Turkish authorities have arrested, detained or dismissed tens of thousands of people, including military personnel, civil servants, judges and teachers, following the July 15 coup bid, which President Tayyip Erdogan has blamed on a network led by a U.S.-based cleric.
The purge is worrying Western allies concerned about stability in the NATO member and partner in the fight against Islamic State. But Turkish officials are angered over a perceived lack of sympathy by Western officials who they say are more worried about the crackdown than the coup itself.
Foreign Minister Mevlut Cavusoglu, speaking at a news conference in Ankara with his Iranian counterpart, said a total of 208 Turkish diplomats had been recalled as part of the coup investigation, but 32 of them had fled to other countries.
“We have been in contact with the countries where they fled and are working on their extradition,” he said.
Three military attaches have also gone on the run, including two who fled from Greece to Italy, and another who fled Bosnia, the minister said, without specifying where the third might have gone.
Two Turkish generals based in Afghanistan who traveled to Dubai and another attache who was working in Saudi Arabia have all already been sent back to Turkey.
The extradition moves expand a domestic purge that authorities say targets a “parallel state” set up by followers of U.S.-based Muslim cleric Fethullah Gulen, whom Turkey accuses of orchestrating the coup plot.
Gulen, who has lived in the United States for years, denies any part in the putsch.
“If a tenth of accusations against me are established, I pledge to return to Turkey and serve the heaviest sentence,” Gulen said in an opinion piece in French daily Le Monde on Friday.
Turkish authorities have issued an arrest warrant for one of its most celebrated soccer players, former international striker Hakan Sukur, ordering the seizure of his assets as part of the investigation into the failed coup.
Prosecutors accused Sukur of “being a member of an armed terror group”, a reference to Gulen’s organization.
Erdogan demands the cleric be extradited to Turkey, saying Washington must chose between Turkey and Gulen, in a case that has strained Ankara’s relations with Washington.
American officials have said they need to see clear evidence of Gulen’s involvement in the coup plot.
Cavusoglu said Turkey had sent documents to the United States and had received positive signals about the case, without giving any details.
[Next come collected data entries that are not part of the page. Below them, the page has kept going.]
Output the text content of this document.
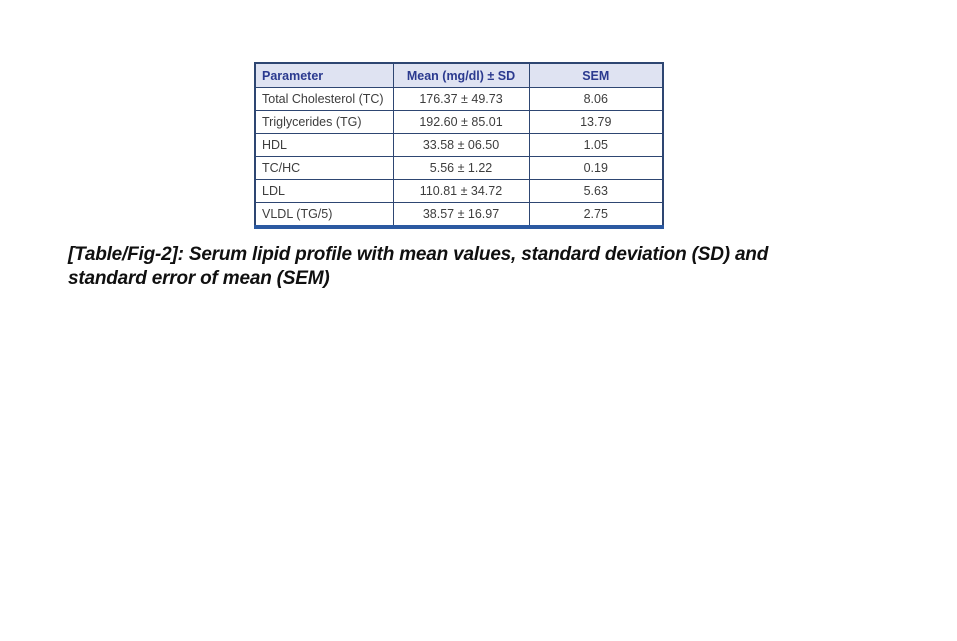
Parameter	Mean (mg/dl) ± SD	SEM
Total Cholesterol (TC)	176.37 ± 49.73	8.06
Triglycerides (TG)	192.60 ± 85.01	13.79
HDL	33.58 ± 06.50	1.05
TC/HC	5.56 ± 1.22	0.19
LDL	110.81 ± 34.72	5.63
VLDL (TG/5)	38.57 ± 16.97	2.75
[Table/Fig-2]: Serum lipid profile with mean values, standard deviation (SD) and standard error of mean (SEM)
He said a U.S. Department of Justice team would visit Turkey later this month.
“Everything is out in the open. We have an extradition agreement,” he said. “The whole world knows who is behind the coup attempt. Our expectation is for the U.S. to extradite Gulen as soon as possible.”
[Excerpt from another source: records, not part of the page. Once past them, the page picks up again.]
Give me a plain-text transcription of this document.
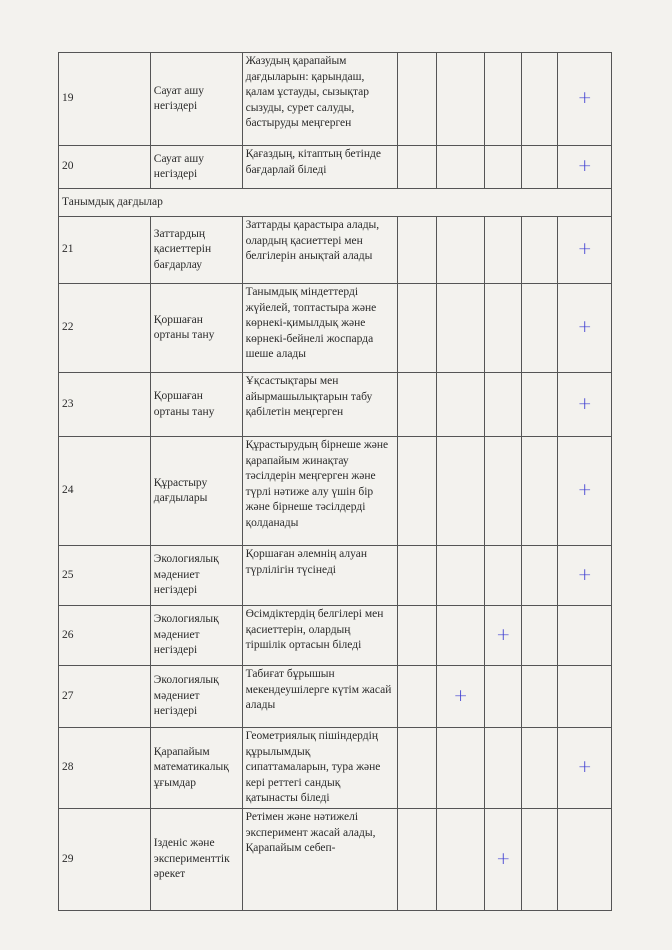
19	Сауат ашу негіздері	Жазудың қарапайым дағдыларын: қарындаш, қалам ұстауды, сызықтар сызуды, сурет салуды, бастыруды меңгерген					+
20	Сауат ашу негіздері	Қағаздың, кітаптың бетінде бағдарлай біледі					+
Танымдық дағдылар							
21	Заттардың қасиеттерін бағдарлау	Заттарды қарастыра алады, олардың қасиеттері мен белгілерін анықтай алады					+
22	Қоршаған ортаны тану	Танымдық міндеттерді жүйелей, топтастыра және көрнекі-қимылдық және көрнекі-бейнелі жоспарда шеше алады					+
23	Қоршаған ортаны тану	Ұқсастықтары мен айырмашылықтарын табу қабілетін меңгерген					+
24	Құрастыру дағдылары	Құрастырудың бірнеше және қарапайым жинақтау тәсілдерін меңгерген және түрлі нәтиже алу үшін бір және бірнеше тәсілдерді қолданады					+
25	Экологиялық мәдениет негіздері	Қоршаған әлемнің алуан түрлілігін түсінеді					+
26	Экологиялық мәдениет негіздері	Өсімдіктердің белгілері мен қасиеттерін, олардың тіршілік ортасын біледі			+		
27	Экологиялық мәдениет негіздері	Табиғат бұрышын мекендеушілерге күтім жасай алады		+			
28	Қарапайым математикалық ұғымдар	Геометриялық пішіндердің құрылымдық сипаттамаларын, тура және кері реттегі сандық қатынасты біледі					+
29	Ізденіс және эксперименттік әрекет	Ретімен және нәтижелі эксперимент жасай алады, Қарапайым себеп-			+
Erdogan says the armed forces have been infiltrated in recent years by Gulen’s supporters.
The president has vowed to restructure the military after the coup attempt, during which soldiers used jets, military helicopters and tanks to attack government institutions including parliament and the intelligence agency.
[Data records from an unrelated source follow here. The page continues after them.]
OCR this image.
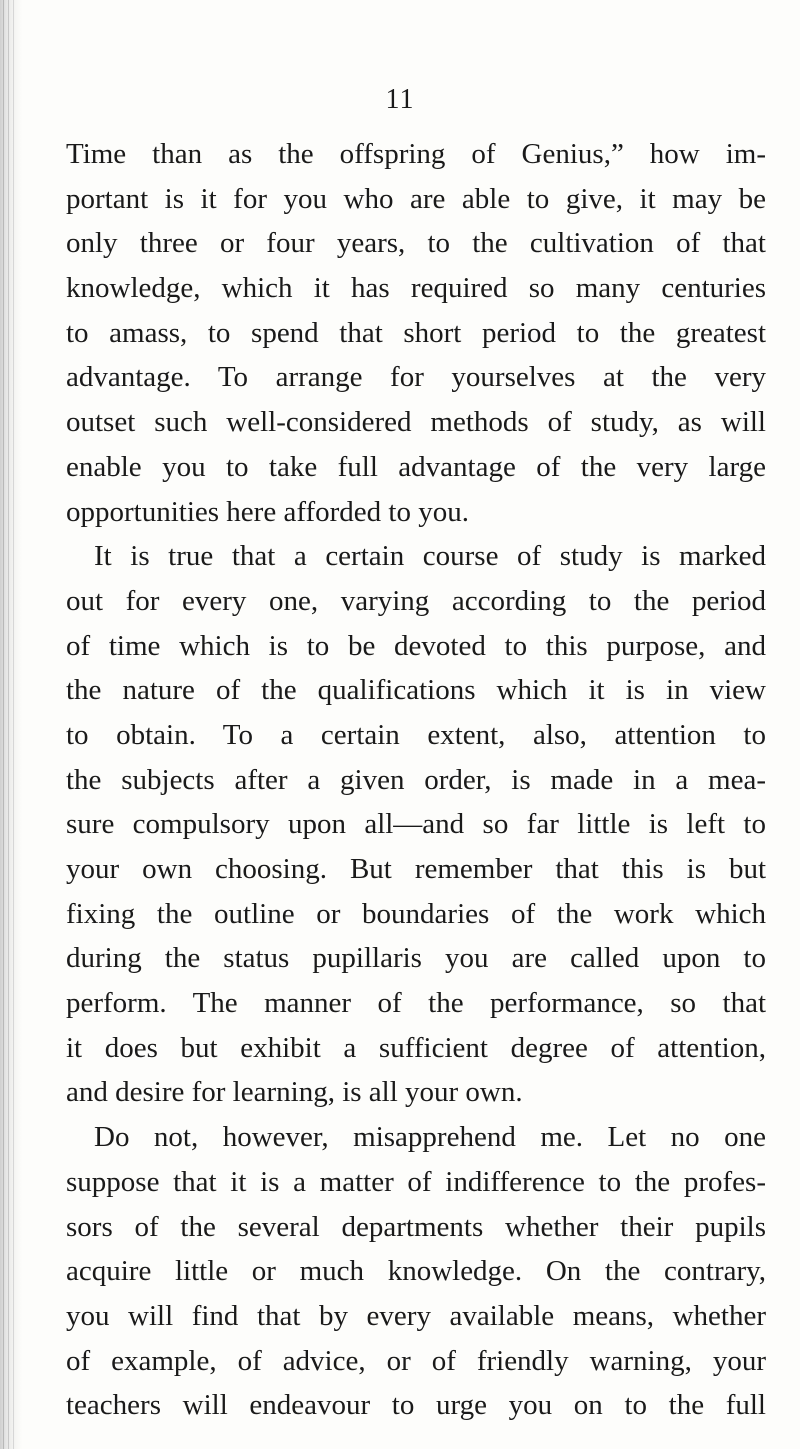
11
Time than as the offspring of Genius,” how im-
portant is it for you who are able to give, it may be
only three or four years, to the cultivation of that
knowledge, which it has required so many centuries
to amass, to spend that short period to the greatest
advantage. To arrange for yourselves at the very
outset such well-considered methods of study, as will
enable you to take full advantage of the very large
opportunities here afforded to you.
It is true that a certain course of study is marked
out for every one, varying according to the period
of time which is to be devoted to this purpose, and
the nature of the qualifications which it is in view
to obtain. To a certain extent, also, attention to
the subjects after a given order, is made in a mea-
sure compulsory upon all—and so far little is left to
your own choosing. But remember that this is but
fixing the outline or boundaries of the work which
during the status pupillaris you are called upon to
perform. The manner of the performance, so that
it does but exhibit a sufficient degree of attention,
and desire for learning, is all your own.
Do not, however, misapprehend me. Let no one
suppose that it is a matter of indifference to the profes-
sors of the several departments whether their pupils
acquire little or much knowledge. On the contrary,
you will find that by every available means, whether
of example, of advice, or of friendly warning, your
teachers will endeavour to urge you on to the full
Despite the purge of the military, including nearly half of the country’s generals, Defense Minister Fikri Isik said on Friday that Turkey’s role in the U.S.-led coalition against Islamic State would continue without interruption.
Turkey, which has NATO’s second-largest military, allows the United States to use the Incirlik Air Base in southern Turkey to launch attacks against Islamic State militants.
Isik said a decree would soon be ready to order the recruitment of new air force pilots following the purge.
“Our priority in this decree is the 265 pilots who have been dismissed. We have enough pilots in the Turkish Air Force in the case of an emergency, but we are below the necessary number,” Isik said of the decree.
The ruling AK Party founded by Erdogan has long had testy relations with the military, which for decades saw itself as the guardian of Turkey’s secular order and the legacy of the nation’s founder Mustafa Kemal Ataturk. The military has ousted four governments in the past 60 years.
Deputy Prime Minister Mehmet Simsek said on Friday hundreds of private firms were linked to the Gulen network.
“We believe that at the core there are fewer than 1,000 companies financing terror,” Simsek said in a speech in Istanbul, referring to Gulen’s network of supporters.